Venerdì 29 maggio

La vera casa di preghiera del futuro è la famiglia

Parco Paolo VI in Villa Bartolomea

Parco Paolo VI in Villa Bartolomea, venerdì 29 maggio 2026
(1 Pt 4,7-13; Sal 96; Mc 11,11-25)
Venerdì della VIII settimana per annum

Rivolto all’albero, disse: «Nessuno mai più in eterno mangi i tuoi frutti!»”. Non siamo abituati a un Gesù all’apparenza così puerile ed aggressivo: scagliarsi contro un albero di fichi quando non è ancora la stagione! Proprio questa reazione enigmatica e irrazionale spinge a cercare altrove il senso di questo insolito racconto. L’immagine del fico, in realtà, era familiare per la tradizione biblica (Os 9,16; Mi 7,1; Ez 17,24) e indicava il popolo di Dio che non porta frutto.
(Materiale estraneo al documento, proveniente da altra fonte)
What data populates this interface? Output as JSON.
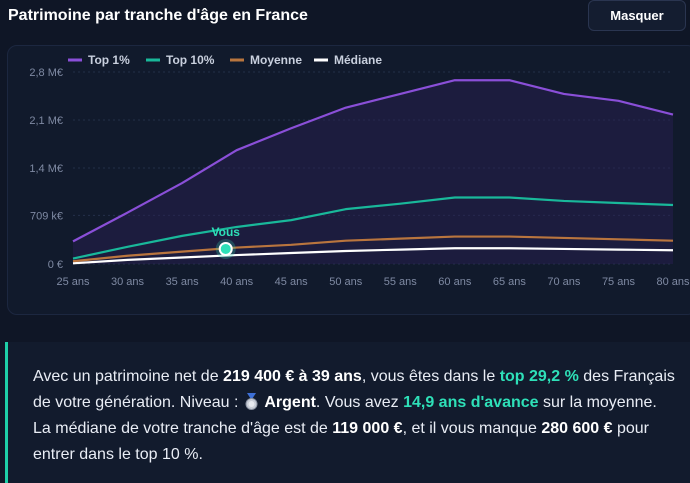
{
  "header": {
    "title": "Patrimoine par tranche d'âge en France",
    "hide_button": "Masquer"
  },
  "chart_data": {
    "type": "line",
    "categories": [
      "25 ans",
      "30 ans",
      "35 ans",
      "40 ans",
      "45 ans",
      "50 ans",
      "55 ans",
      "60 ans",
      "65 ans",
      "70 ans",
      "75 ans",
      "80 ans"
    ],
    "ticks": {
      "values": [
        0,
        709000,
        1400000,
        2100000,
        2800000
      ],
      "labels": [
        "0 €",
        "709 k€",
        "1,4 M€",
        "2,1 M€",
        "2,8 M€"
      ]
    },
    "ylim": [
      0,
      2900000
    ],
    "legend_position": "top-left",
    "series": [
      {
        "name": "Top 1%",
        "color": "#8a4fd8",
        "values": [
          330000,
          750000,
          1180000,
          1660000,
          1980000,
          2280000,
          2480000,
          2680000,
          2680000,
          2480000,
          2380000,
          2180000
        ]
      },
      {
        "name": "Top 10%",
        "color": "#19b89a",
        "values": [
          80000,
          250000,
          410000,
          540000,
          640000,
          800000,
          880000,
          970000,
          970000,
          920000,
          890000,
          860000
        ]
      },
      {
        "name": "Moyenne",
        "color": "#b9753e",
        "values": [
          40000,
          120000,
          180000,
          240000,
          280000,
          340000,
          370000,
          400000,
          400000,
          380000,
          360000,
          340000
        ]
      },
      {
        "name": "Médiane",
        "color": "#ffffff",
        "values": [
          10000,
          60000,
          95000,
          130000,
          160000,
          190000,
          210000,
          230000,
          230000,
          220000,
          210000,
          200000
        ]
      }
    ],
    "marker": {
      "label": "Vous",
      "x_age": 39,
      "value": 219400,
      "color": "#2ee0b8"
    }
  },
  "info": {
    "p1": "Avec un patrimoine net de ",
    "net_worth": "219 400 € à 39 ans",
    "p2": ", vous êtes dans le ",
    "top_pct": "top 29,2 %",
    "p3": " des Français de votre génération. Niveau : ",
    "level": "Argent",
    "p4": ". Vous avez ",
    "advance": "14,9 ans d'avance",
    "p5": " sur la moyenne. La médiane de votre tranche d'âge est de ",
    "median": "119 000 €",
    "p6": ", et il vous manque ",
    "missing": "280 600 €",
    "p7": " pour entrer dans le top 10 %."
  }
}
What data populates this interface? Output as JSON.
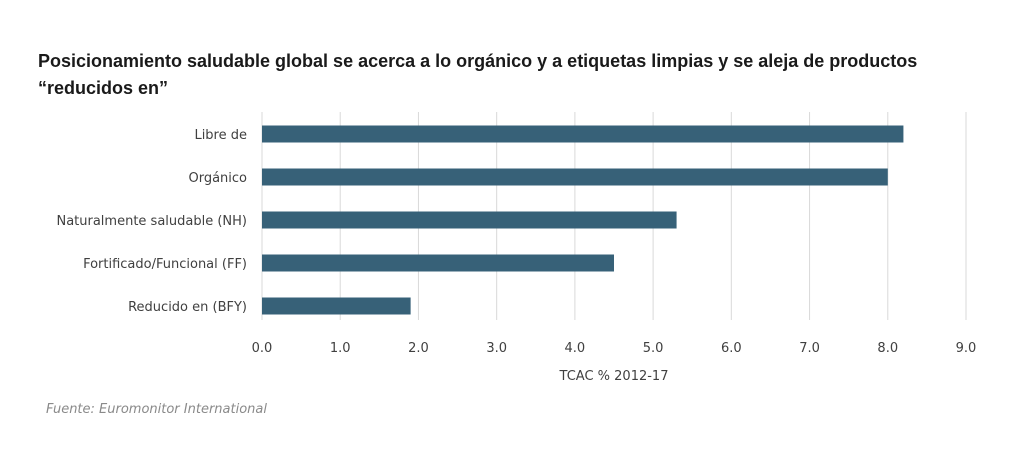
{
  "chart_data": {
    "type": "bar",
    "orientation": "horizontal",
    "title": "Posicionamiento saludable global se acerca a lo orgánico y a etiquetas limpias y se aleja de productos “reducidos en”",
    "categories": [
      "Libre de",
      "Orgánico",
      "Naturalmente saludable (NH)",
      "Fortificado/Funcional (FF)",
      "Reducido en (BFY)"
    ],
    "values": [
      8.2,
      8.0,
      5.3,
      4.5,
      1.9
    ],
    "xlabel": "TCAC % 2012-17",
    "ylabel": "",
    "xlim": [
      0,
      9
    ],
    "xticks": [
      "0.0",
      "1.0",
      "2.0",
      "3.0",
      "4.0",
      "5.0",
      "6.0",
      "7.0",
      "8.0",
      "9.0"
    ],
    "grid": "vertical",
    "bar_color": "#376178",
    "grid_color": "#d9d9d9"
  },
  "source": "Fuente: Euromonitor International"
}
Gesù potrebbe dunque aver compiuto questo gesto per anticipare l’episodio drammatico che segue: la purificazione del tempio, anzi la cacciata dei venditori dal luogo più sacro di Gerusalemme.

E insegnava loro dicendo: «Non sta forse scritto: ‘La mia casa sarà chiamata casa di preghiera per tutte le nazioni’? Voi invece ne avete fatto un covo di ladri»”. Le parole del Maestro spiegano il suo gesto scandaloso. Egli non se la prende direttamente con il traffico nel tempio, fonte di lauti guadagni per il sommo sacerdote e per le grandi famiglie sacerdotali che si spartivano il controllo delle finanze, ma annuncia prima di tutto la fine della discriminazione fra giudei e pagani. Un’iscrizione in pietra delimitava l’accesso. Ora si capisce che l’incontro con Dio è aperto “a tutte le genti”. Ma quel che conta è che le parole sul fico acquistano alla luce di quella cacciata dal tempio il loro significato profetico. Per precauzione alla sera lascia la città e si ritira in un luogo appartato. Egli non cerca la morte morbosamente e sa che quel che ha detto gli si ritorcerà contro, ma non poteva esimersi dal dirlo. Al punto che al mattino seguente ai suoi spiega ulteriormente il senso di quel gesto liberatorio.

Abbiate fede in Dio!… Tutto quello che chiederete nella preghiera, abbiate fede di averlo ottenuto e vi accadrà”. Qui Gesù fa capire che la preghiera è la leva di Archimede che solleva l’esistenza nei momenti decisivi. Se ne ricava che la vera casa di preghiera del futuro è la famiglia che di generazione in generazione semina questa forza tra gli umani. Così è accaduto per l’intercessione di san Paolo VI per Amanda. I suoi genitori, Vanna e Alberto, non si rassegnarono all’infausta diagnosi prenatale né accettarono il suggerimento di abortire, ma si affidarono alla preghiera che prese corpo davanti alla figura di un Papa che ha fatto della “vita umana” il fulcro della sua azione evangelizzatrice. Papa Montini, nato a poca distanza da Brescia, a Concesio, è stato un uomo di fede che ha lottato pur in mezzo a mille contraddizioni in un tempo segnato da enormi progressi, ma anche da stridenti ingiustizie. Sempre il suo impegno è stato rivolto alla vita. Due sono le encicliche che disegnano questa attenzione: Populorum progressio (26 marzo 1967) e Humanae Vitae (25 luglio 1968). Qui a Villa Bartolomea ne abbiamo avuto una conferma. Paolo VI è stato il grande timoniere del Vaticano II. Ma con uno stile inconfondibile, che si ricava dalle sue parole circa il cristiano oggi che deve essere “una persona col fuoco nel cuore, col sorriso sulle labbra, con la profezia nello sguardo”.